Every spring, hundreds of adventure-seekers dream
of climbing Qomolangma, also known as Mount Everest. At base camp, they hunker down for months waiting for the chance to scale
the mountain's lofty, lethal peak. But why do people risk life and limb
to climb Everest? Is it the challenge? The view? The chance to touch the sky? For many, the draw is Everest's status
as the highest mountain on Earth. There's an important distinction
to make here. Mauna Kea is actually the tallest
from base to summit, but at 8850 meters above sea level, Everest has the highest altitude
on the planet. To understand how
this towering formation was born, we have to peer deep
into our planet's crust, where continental plates collide. The Earth's surface
is like an armadillo's armor. Pieces of crust constantly move over, under, and around each other. For such huge continental plates,
the motion is relatively quick.

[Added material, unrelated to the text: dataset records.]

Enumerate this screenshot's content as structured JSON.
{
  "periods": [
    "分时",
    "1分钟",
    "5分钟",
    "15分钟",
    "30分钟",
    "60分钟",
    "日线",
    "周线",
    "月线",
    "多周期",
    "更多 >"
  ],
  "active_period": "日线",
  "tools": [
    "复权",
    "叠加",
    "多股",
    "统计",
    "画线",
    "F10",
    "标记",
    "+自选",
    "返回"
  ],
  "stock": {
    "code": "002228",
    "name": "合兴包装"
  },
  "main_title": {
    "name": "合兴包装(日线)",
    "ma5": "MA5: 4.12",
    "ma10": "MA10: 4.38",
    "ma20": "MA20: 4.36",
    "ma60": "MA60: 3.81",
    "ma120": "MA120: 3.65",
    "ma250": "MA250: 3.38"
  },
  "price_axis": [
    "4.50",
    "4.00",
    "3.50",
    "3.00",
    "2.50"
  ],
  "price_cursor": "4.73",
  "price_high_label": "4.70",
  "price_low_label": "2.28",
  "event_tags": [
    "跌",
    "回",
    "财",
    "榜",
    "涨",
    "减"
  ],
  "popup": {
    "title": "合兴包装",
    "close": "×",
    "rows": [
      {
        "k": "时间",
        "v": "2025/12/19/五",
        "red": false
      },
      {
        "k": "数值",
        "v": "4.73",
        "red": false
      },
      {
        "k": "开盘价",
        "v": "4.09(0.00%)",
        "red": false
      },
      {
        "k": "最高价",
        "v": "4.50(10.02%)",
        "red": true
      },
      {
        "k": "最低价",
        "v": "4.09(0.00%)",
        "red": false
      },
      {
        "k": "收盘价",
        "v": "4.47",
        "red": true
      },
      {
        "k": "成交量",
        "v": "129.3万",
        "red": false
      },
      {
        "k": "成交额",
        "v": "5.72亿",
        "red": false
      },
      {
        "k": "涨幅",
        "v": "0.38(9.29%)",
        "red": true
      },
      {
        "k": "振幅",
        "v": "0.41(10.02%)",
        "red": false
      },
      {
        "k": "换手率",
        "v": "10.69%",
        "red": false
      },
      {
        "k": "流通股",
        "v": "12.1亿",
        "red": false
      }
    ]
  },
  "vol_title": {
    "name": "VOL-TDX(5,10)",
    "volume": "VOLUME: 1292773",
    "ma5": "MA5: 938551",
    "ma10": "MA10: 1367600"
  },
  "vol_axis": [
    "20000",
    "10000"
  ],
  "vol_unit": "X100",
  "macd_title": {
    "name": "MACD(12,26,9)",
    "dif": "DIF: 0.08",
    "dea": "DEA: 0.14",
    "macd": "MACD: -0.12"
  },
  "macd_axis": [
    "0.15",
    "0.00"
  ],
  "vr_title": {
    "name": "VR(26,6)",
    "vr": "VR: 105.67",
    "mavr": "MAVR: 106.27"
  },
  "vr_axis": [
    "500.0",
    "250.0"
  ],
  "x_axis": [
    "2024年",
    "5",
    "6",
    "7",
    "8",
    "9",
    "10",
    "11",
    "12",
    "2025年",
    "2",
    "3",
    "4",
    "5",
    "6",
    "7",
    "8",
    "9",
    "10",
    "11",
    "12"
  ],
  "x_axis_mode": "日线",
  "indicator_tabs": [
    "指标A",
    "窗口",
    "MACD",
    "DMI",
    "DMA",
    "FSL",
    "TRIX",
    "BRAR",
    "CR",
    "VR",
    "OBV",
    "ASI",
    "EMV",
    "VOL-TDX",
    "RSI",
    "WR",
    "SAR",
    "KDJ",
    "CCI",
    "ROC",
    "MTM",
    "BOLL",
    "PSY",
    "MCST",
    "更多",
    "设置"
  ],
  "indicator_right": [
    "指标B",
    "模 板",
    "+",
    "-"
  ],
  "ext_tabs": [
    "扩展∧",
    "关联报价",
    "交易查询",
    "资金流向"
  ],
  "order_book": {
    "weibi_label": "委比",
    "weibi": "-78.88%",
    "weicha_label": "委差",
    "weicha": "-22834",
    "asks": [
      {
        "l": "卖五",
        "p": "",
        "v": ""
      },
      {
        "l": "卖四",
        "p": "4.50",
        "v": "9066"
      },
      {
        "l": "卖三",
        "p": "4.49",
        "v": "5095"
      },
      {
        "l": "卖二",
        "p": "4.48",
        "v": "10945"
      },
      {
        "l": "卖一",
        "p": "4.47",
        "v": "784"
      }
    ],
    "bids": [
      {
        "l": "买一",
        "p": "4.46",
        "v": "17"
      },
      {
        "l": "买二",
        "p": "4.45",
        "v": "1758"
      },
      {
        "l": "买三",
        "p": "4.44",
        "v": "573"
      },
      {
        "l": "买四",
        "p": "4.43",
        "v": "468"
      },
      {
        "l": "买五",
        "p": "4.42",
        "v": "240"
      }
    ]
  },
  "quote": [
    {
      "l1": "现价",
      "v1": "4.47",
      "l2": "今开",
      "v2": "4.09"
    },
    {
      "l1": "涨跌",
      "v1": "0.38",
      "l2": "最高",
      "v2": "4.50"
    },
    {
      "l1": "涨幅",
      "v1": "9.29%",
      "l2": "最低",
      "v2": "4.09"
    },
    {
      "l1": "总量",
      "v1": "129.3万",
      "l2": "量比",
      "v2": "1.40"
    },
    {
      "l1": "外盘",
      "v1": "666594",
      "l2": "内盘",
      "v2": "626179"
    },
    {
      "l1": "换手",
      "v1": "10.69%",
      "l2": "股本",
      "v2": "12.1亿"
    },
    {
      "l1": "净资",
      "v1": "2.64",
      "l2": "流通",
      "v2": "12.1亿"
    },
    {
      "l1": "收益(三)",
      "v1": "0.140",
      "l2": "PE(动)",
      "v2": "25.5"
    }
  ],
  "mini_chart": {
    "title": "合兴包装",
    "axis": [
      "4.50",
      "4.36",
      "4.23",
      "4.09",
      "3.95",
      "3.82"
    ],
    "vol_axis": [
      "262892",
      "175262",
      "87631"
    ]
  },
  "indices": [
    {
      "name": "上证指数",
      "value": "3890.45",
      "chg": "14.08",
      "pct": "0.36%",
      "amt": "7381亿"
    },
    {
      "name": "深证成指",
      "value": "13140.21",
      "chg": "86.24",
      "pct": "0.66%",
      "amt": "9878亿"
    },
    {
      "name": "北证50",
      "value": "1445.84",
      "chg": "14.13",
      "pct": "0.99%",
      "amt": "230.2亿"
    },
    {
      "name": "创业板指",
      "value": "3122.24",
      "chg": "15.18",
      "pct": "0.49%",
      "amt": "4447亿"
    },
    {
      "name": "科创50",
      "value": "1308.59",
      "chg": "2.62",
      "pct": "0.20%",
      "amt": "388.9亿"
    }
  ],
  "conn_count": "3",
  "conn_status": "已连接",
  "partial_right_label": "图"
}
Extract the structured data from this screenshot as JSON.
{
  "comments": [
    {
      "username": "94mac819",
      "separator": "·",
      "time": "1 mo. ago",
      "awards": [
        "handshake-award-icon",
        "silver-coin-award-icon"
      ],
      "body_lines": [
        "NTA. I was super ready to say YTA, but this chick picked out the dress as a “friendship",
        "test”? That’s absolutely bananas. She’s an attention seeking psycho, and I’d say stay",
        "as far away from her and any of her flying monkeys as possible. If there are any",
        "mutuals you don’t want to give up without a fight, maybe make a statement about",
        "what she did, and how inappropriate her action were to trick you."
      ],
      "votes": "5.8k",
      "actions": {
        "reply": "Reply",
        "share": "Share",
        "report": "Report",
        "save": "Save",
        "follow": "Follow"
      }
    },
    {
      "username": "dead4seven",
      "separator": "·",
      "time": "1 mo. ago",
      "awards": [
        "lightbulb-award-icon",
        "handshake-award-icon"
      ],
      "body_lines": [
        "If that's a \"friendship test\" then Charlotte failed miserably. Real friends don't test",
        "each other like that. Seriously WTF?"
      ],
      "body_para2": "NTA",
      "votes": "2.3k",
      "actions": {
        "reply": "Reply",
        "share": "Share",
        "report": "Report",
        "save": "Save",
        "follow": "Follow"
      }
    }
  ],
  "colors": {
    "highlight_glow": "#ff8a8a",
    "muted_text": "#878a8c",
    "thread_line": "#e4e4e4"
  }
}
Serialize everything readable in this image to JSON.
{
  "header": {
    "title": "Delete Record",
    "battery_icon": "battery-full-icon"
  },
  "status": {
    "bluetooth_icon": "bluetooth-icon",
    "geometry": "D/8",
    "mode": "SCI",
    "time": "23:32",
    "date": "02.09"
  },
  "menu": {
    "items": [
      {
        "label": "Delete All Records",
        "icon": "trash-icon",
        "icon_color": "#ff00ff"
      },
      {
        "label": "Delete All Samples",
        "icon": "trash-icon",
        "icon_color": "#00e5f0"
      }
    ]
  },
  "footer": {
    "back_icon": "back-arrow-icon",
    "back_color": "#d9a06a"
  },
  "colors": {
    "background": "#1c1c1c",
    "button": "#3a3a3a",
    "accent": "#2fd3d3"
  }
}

They move two to four
centimeters per year, about as fast as fingernails grow. When two plates collide, one pushes into or underneath the other,
buckling at the margins, and causing what's known as uplift
to accomodate the extra crust. That's how Everest came about. 50 million years ago, the Earth's
Indian Plate drifted north, bumped into the bigger Eurasian Plate, and the crust crumpled,
creating huge uplift. Mountain Everest lies at the heart
of this action, on the edge of the Indian-Eurasian
collision zone. But mountains are shaped by forces
other than uplift. As the land is pushed up,
air masses are forced to rise as well. Rising air cools, causing any water
vapor within it to condense and form rain or snow. As that falls,
it wears down the landscape, dissolving rocks or breaking them down
in a process known as weathering. Water moving downhill carries
the weathered material and erodes the landscape, carving out deep valleys and jagged peaks. This balance between uplift and erosion
gives a mountain its shape. But compare the celestial peaks
of the Himalayas to the comforting hills of Appalachia. Clearly, all mountains are not alike. That's because time
comes into the equation, too. When continental plates first collide,
uplift happens fast. The peaks grow tall with steep slopes. Over time, however, gravity and water
wear them down. Eventually, erosion overtakes uplift, wearing down peaks
faster than they're pushed up. A third factor shapes mountains: climate. In subzero temperatures, some snowfall
doesn't completely melt away, instead slowly compacting
until it becomes ice. That forms the snowline, which occurs
at different heights around the planet depending on climate. At the freezing poles,
the snowline is at sea level. Near the equator, you have to climb
five kilometers before it gets cold enough for ice to form. Gathered ice starts flowing under
its own immense weight forming a slow-moving frozen river
known as a glacier, which grinds the rocks below. The steeper the mountains,
the faster ice flows, and the quicker it carves
the underlying rock. Glaciers can erode landscapes
swifter than rain and rivers. Where glaciers cling to mountain peaks,
they sand them down so fast, they lop the tops off
like giant snowy buzzsaws. So then, how did the icy Mount Everest
come to be so tall? The cataclysmic continental clash
from which it arose made it huge to begin with. Secondly, the mountain lies
near the tropics, so the snowline is high,
and the glaciers relatively small, barely big enough to widdle it down. The mountain exists in a perfect storm
of conditions that maintain its impressive stature. But that won't always be the case. We live in a changing world
where the continental plates, Earth's climate, and the planet's erosive power might one day conspire to cut
Mount Everest down to size. For now, at least, it remains legendary
in the minds of hikers, adventurers, and dreamers alike.